An 89-year-old Dutch woman is the first confirmed case of a person dying from a COVID-19 reinfection, according to the Oxford University Press.
The woman had a relatively easy first infection, in which she spent five days in the hospital earlier this year exhibiting mild symptoms including a fever and cough and testing positive for the coronavirus. Her symptoms subsided, with the exception of chronic fatigue, and she tested negative.
Two months after her first infection, and two days after starting a round of chemotherapy treatment for a rare type of bone marrow cancer called Waldenstrom’s disease, she tested positive for COVID-19. Medics tested the genome makeup of the new virus to confirm it was indeed a new infection rather than a case of the woman not shedding the virus the first time around.

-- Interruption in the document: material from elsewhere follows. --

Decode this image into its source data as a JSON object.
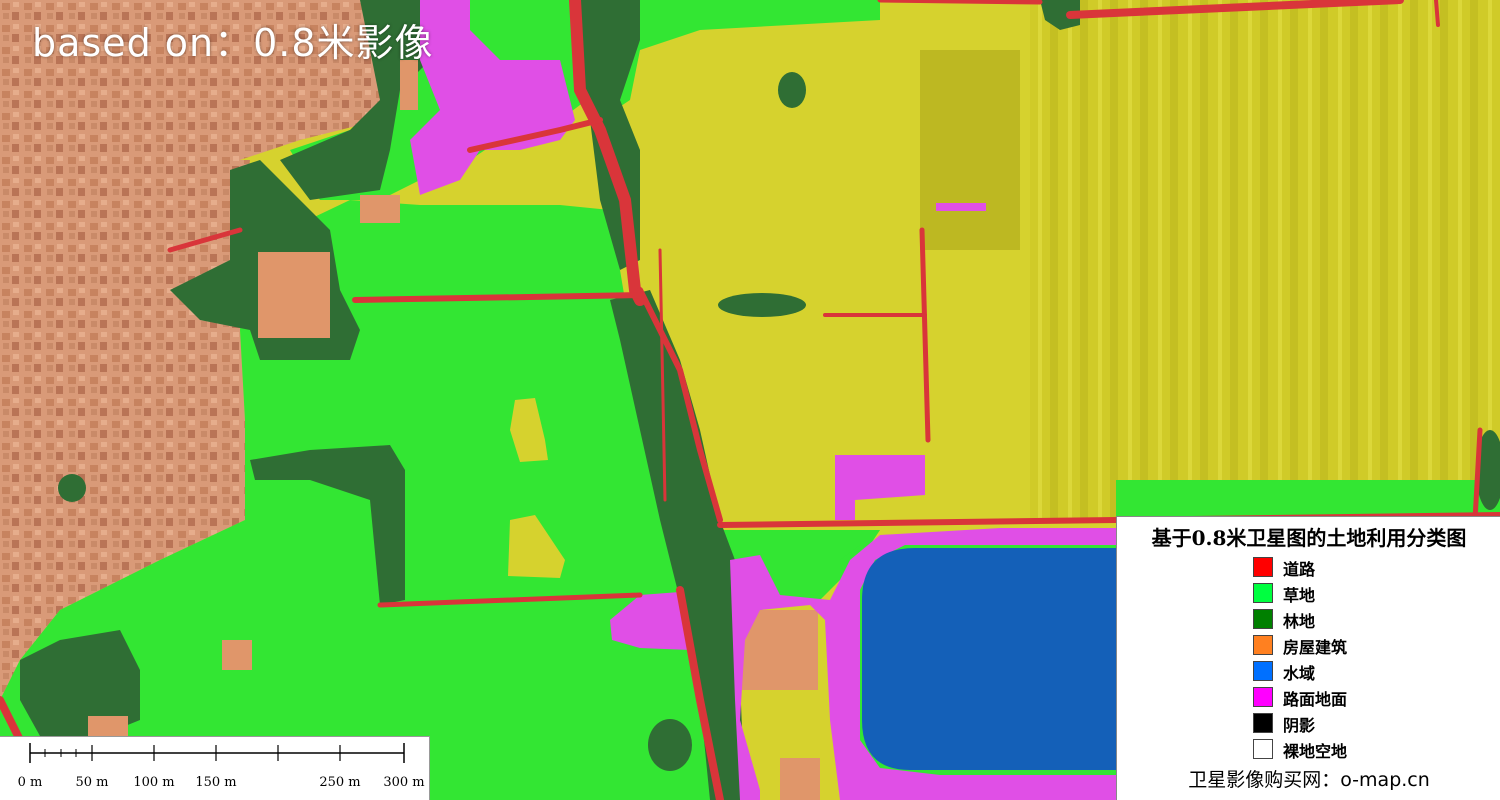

Her second bout with COVID-19 was far worse, including fever, cough and dyspnea with an oxygen saturation level of more than 90 percent. On the fourth and sixth days of her new infection, she tested negative for antibodies, according to the Oxford report. “On the eight day, the condition of the patient deteriorated,” the report states. “She died two weeks later.”
COVID-19 has a low reinfection rate, according to the Oxford researchers, who say just 23 cases of confirmed reinfection have been reported worldwide. In all previous reinfections, the patients all survived.
The researchers say that reinfections occur “once antibody titers decrease and immunity wanes,” which calls into question the effectiveness of vaccines if antibodies are not long-lasting.
In rare cases, including a 25-year-old reinfected man from Nevada with no underlying conditions, the new infection was far worse than the first round of the virus. A 33-year-old Hong Kong resident was the first confirmed case of reinfection four months after testing negative for COVID-19 earlier this year. There have been several cases of people taking months to shed the virus, which the Oxford researchers say can be mistaken for reinfection, and thus suggest a full study of the virus genome in all suspected second infection cases.